Sosyal medyada diğer insanların sürekli olarak etkinliklerde bulunduğunu, eğlendiğini veya başarılar elde ettiğini görmek, kişilerde stres ve kaygıya sebep olabiliyor.

Bu kadar olumsuzluğun yanında olumlu yönleri de çok sosyal medyanın.

Artık mesafelerin önemi yok. Farklı şehir ve ülkede yaşayanlar, kolayca iletişimde kalabiliyor.

Eski arkadaşlarla bağlantı kurmak, yeni ilişkiler geliştirmek ve topluluklar oluşturmak oldukça kolay artık.

Sosyal medya aracılığıyla düşüncelerimizi, fikirlerimiz ve duygularını hızlı bir şekilde paylaşabiliyoruz. Böylelikle de toplumsal bilinçlenmeye katkı sunabiliyoruz.

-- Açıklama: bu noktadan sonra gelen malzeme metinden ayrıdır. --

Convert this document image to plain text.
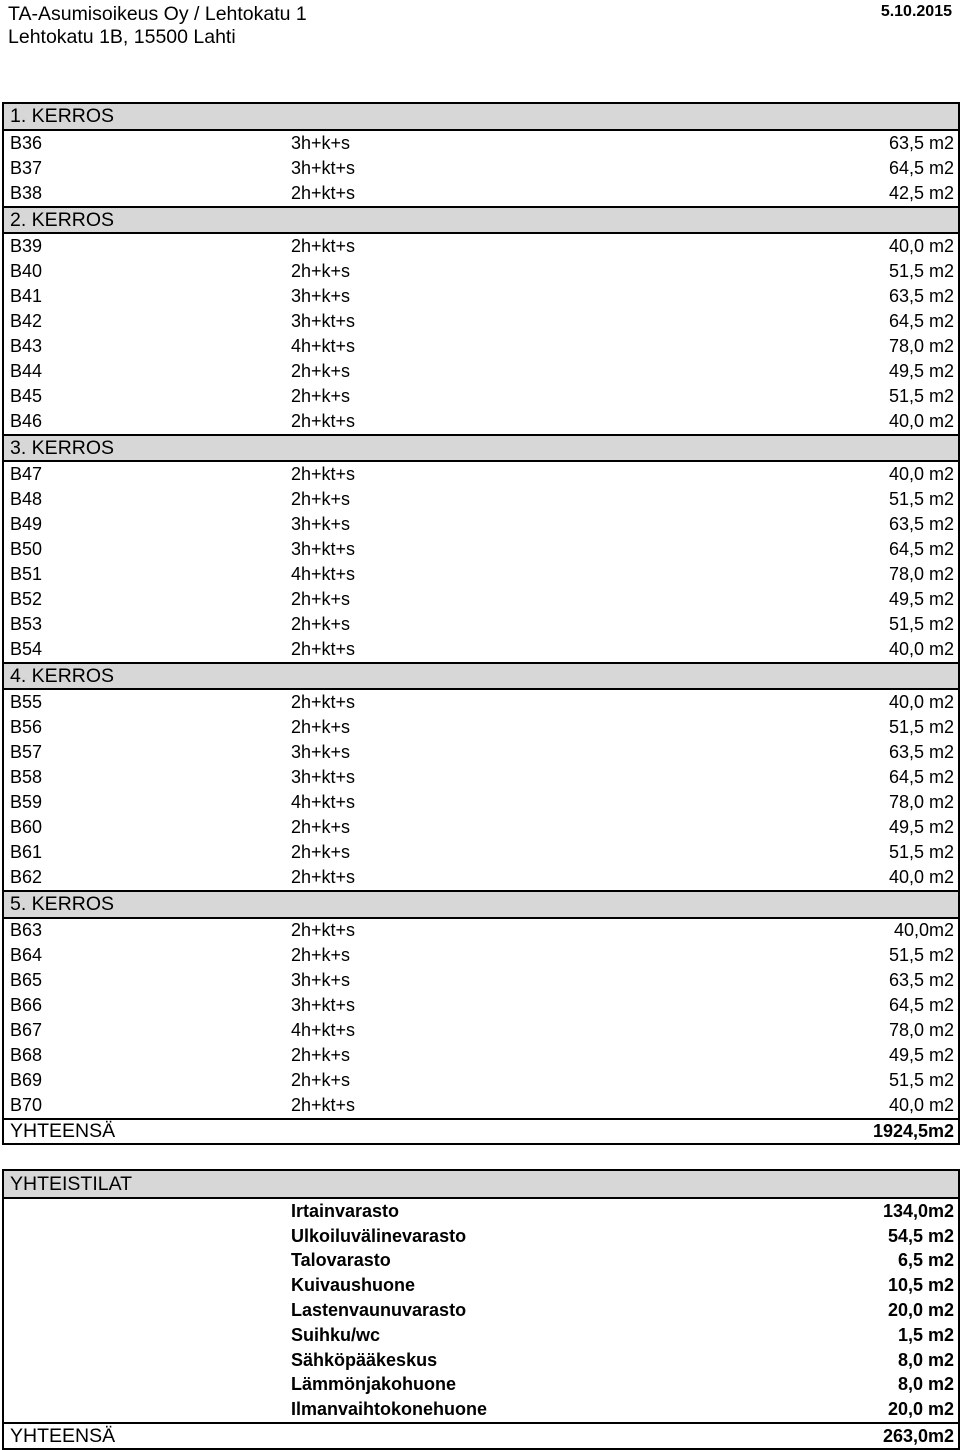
TA-Asumisoikeus Oy / Lehtokatu 1
Lehtokatu 1B, 15500 Lahti
5.10.2015
1. KERROS		
B36	3h+k+s	63,5 m2
B37	3h+kt+s	64,5 m2
B38	2h+kt+s	42,5 m2
2. KERROS		
B39	2h+kt+s	40,0 m2
B40	2h+k+s	51,5 m2
B41	3h+k+s	63,5 m2
B42	3h+kt+s	64,5 m2
B43	4h+kt+s	78,0 m2
B44	2h+k+s	49,5 m2
B45	2h+k+s	51,5 m2
B46	2h+kt+s	40,0 m2
3. KERROS		
B47	2h+kt+s	40,0 m2
B48	2h+k+s	51,5 m2
B49	3h+k+s	63,5 m2
B50	3h+kt+s	64,5 m2
B51	4h+kt+s	78,0 m2
B52	2h+k+s	49,5 m2
B53	2h+k+s	51,5 m2
B54	2h+kt+s	40,0 m2
4. KERROS		
B55	2h+kt+s	40,0 m2
B56	2h+k+s	51,5 m2
B57	3h+k+s	63,5 m2
B58	3h+kt+s	64,5 m2
B59	4h+kt+s	78,0 m2
B60	2h+k+s	49,5 m2
B61	2h+k+s	51,5 m2
B62	2h+kt+s	40,0 m2
5. KERROS		
B63	2h+kt+s	40,0m2
B64	2h+k+s	51,5 m2
B65	3h+k+s	63,5 m2
B66	3h+kt+s	64,5 m2
B67	4h+kt+s	78,0 m2
B68	2h+k+s	49,5 m2
B69	2h+k+s	51,5 m2
B70	2h+kt+s	40,0 m2
YHTEENSÄ		1924,5m2
YHTEISTILAT		
	Irtainvarasto	134,0m2
	Ulkoiluvälinevarasto	54,5 m2
	Talovarasto	6,5 m2
	Kuivaushuone	10,5 m2
	Lastenvaunuvarasto	20,0 m2
	Suihku/wc	1,5 m2
	Sähköpääkeskus	8,0 m2
	Lämmönjakohuone	8,0 m2
	Ilmanvaihtokonehuone	20,0 m2
YHTEENSÄ		263,0m2
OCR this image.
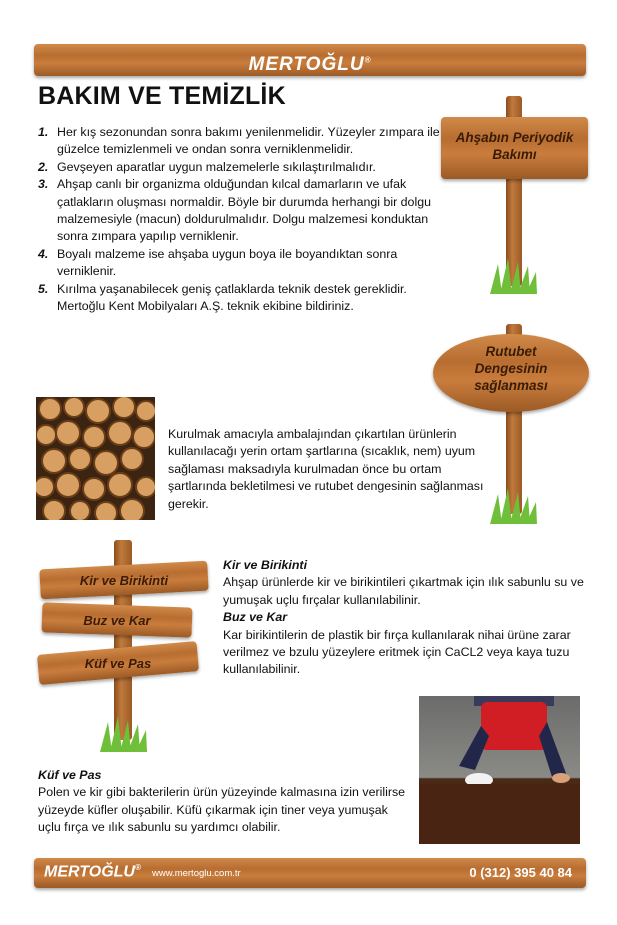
MERTOĞLU®
BAKIM VE TEMİZLİK
1. Her kış sezonundan sonra bakımı yenilenmelidir. Yüzeyler zımpara ile güzelce temizlenmeli ve ondan sonra verniklenmelidir.
2. Gevşeyen aparatlar uygun malzemelerle sıkılaştırılmalıdır.
3. Ahşap canlı bir organizma olduğundan kılcal damarların ve ufak çatlakların oluşması normaldir. Böyle bir durumda herhangi bir dolgu malzemesiyle (macun) doldurulmalıdır. Dolgu malzemesi konduktan sonra zımpara yapılıp verniklenir.
4. Boyalı malzeme ise ahşaba uygun boya ile boyandıktan sonra verniklenir.
5. Kırılma yaşanabilecek geniş çatlaklarda teknik destek gereklidir. Mertoğlu Kent Mobilyaları A.Ş. teknik ekibine bildiriniz.
Ahşabın Periyodik Bakımı
Rutubet Dengesinin sağlanması
Kurulmak amacıyla ambalajından çıkartılan ürünlerin kullanılacağı yerin ortam şartlarına (sıcaklık, nem) uyum sağlaması maksadıyla kurulmadan önce bu ortam şartlarında bekletilmesi ve rutubet dengesinin sağlanması gerekir.
Kir ve Birikinti
Buz ve Kar
Küf ve Pas
Kir ve Birikinti
Ahşap ürünlerde kir ve birikintileri çıkartmak için ılık sabunlu su ve yumuşak uçlu fırçalar kullanılabilinir.
Buz ve Kar
Kar birikintilerin de plastik bir fırça kullanılarak nihai ürüne zarar verilmez ve bzulu yüzeylere eritmek için CaCL2 veya kaya tuzu kullanılabilinir.
Küf ve Pas
Polen ve kir gibi bakterilerin ürün yüzeyinde kalmasına izin verilirse yüzeyde küfler oluşabilir. Küfü çıkarmak için tiner veya yumuşak uçlu fırça ve ılık sabunlu su yardımcı olabilir.
MERTOĞLU®
www.mertoglu.com.tr	0 (312) 395 40 84
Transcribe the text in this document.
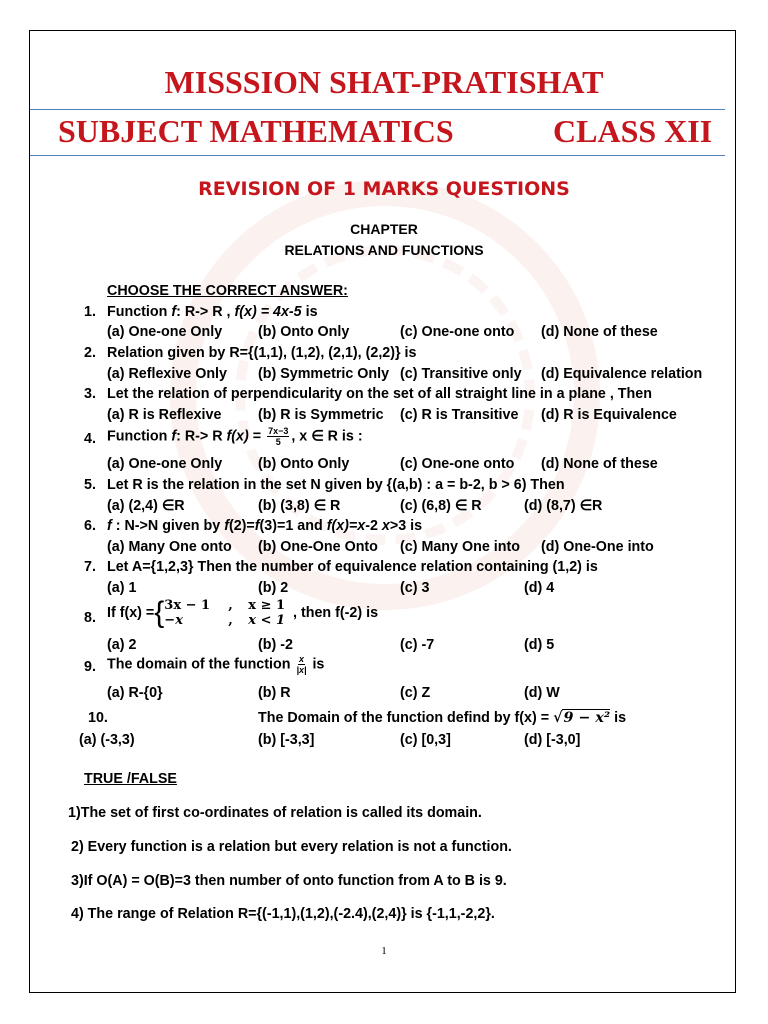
MISSSION SHAT-PRATISHAT
SUBJECT MATHEMATICS	CLASS XII
REVISION OF 1 MARKS QUESTIONS
CHAPTER
RELATIONS AND FUNCTIONS
CHOOSE THE CORRECT ANSWER:
1. Function f: R-> R , f(x) = 4x-5 is
(a) One-one Only	(b) Onto Only	(c) One-one onto (d) None of these
2. Relation given by R={(1,1), (1,2), (2,1), (2,2)} is
(a) Reflexive Only (b) Symmetric Only (c) Transitive only (d) Equivalence relation
3. Let the relation of perpendicularity on the set of all straight line in a plane , Then
(a) R is Reflexive	(b) R is Symmetric (c) R is Transitive (d) R is Equivalence
4. Function f: R-> R $f(x) = \frac{7x-3}{5}$ , x ∈ R is :
(a) One-one Only	(b) Onto Only	(c) One-one onto (d) None of these
5. Let R is the relation in the set N given by {(a,b) : a = b-2, b > 6) Then
(a) (2,4) ∈R	(b) (3,8) ∈ R	(c) (6,8) ∈ R	(d) (8,7) ∈R
6. f : N->N given by f(2)=f(3)=1 and f(x)=x-2 x>3 is
(a) Many One onto (b) One-One Onto (c) Many One into (d) One-One into
7. Let A={1,2,3} Then the number of equivalence relation containing (1,2) is
(a) 1	(b) 2	(c) 3	(d) 4
8. If f(x) = { 3x − 1	,	x ≥ 1
−x	,	x < 1 , then f(-2) is
(a) 2	(b) -2	(c) -7	(d) 5
9. The domain of the function $\frac{x}{|x|}$ is
(a) R-{0}	(b) R	(c) Z	(d) W
10.	The Domain of the function defind by f(x) = √9 − x² is
(a) (-3,3)	(b) [-3,3]	(c) [0,3]	(d) [-3,0]
TRUE /FALSE
1)The set of first co-ordinates of relation is called its domain.
2) Every function is a relation but every relation is not a function.
3)If O(A) = O(B)=3 then number of onto function from A to B is 9.
4) The range of Relation R={(-1,1),(1,2),(-2.4),(2,4)} is {-1,1,-2,2}.
1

Zorlu dönemlerimizde sosyal medya, bize benzer deneyimlere sahip insanlarla bağ kurabileceğimiz bir alan sağlayabiliyor.

Esas olan sosyal medya kullanımını dengeleyebilmektir. Gerçek hayatta zaman geçirmenin yerini hiçbir şey alamaz. Yüz yüze iletişimin ve derin sohbetlerin yerini hiçbir şey tutamaz.

Sosyal medyada paylaşılan bilgilerin sınırlandırılması hepimizin lehinedir. Bireysel güvenlik açısından da ilişkilerde güvenin korunması açısından da bu konu ayrı bir öneme sahiptir.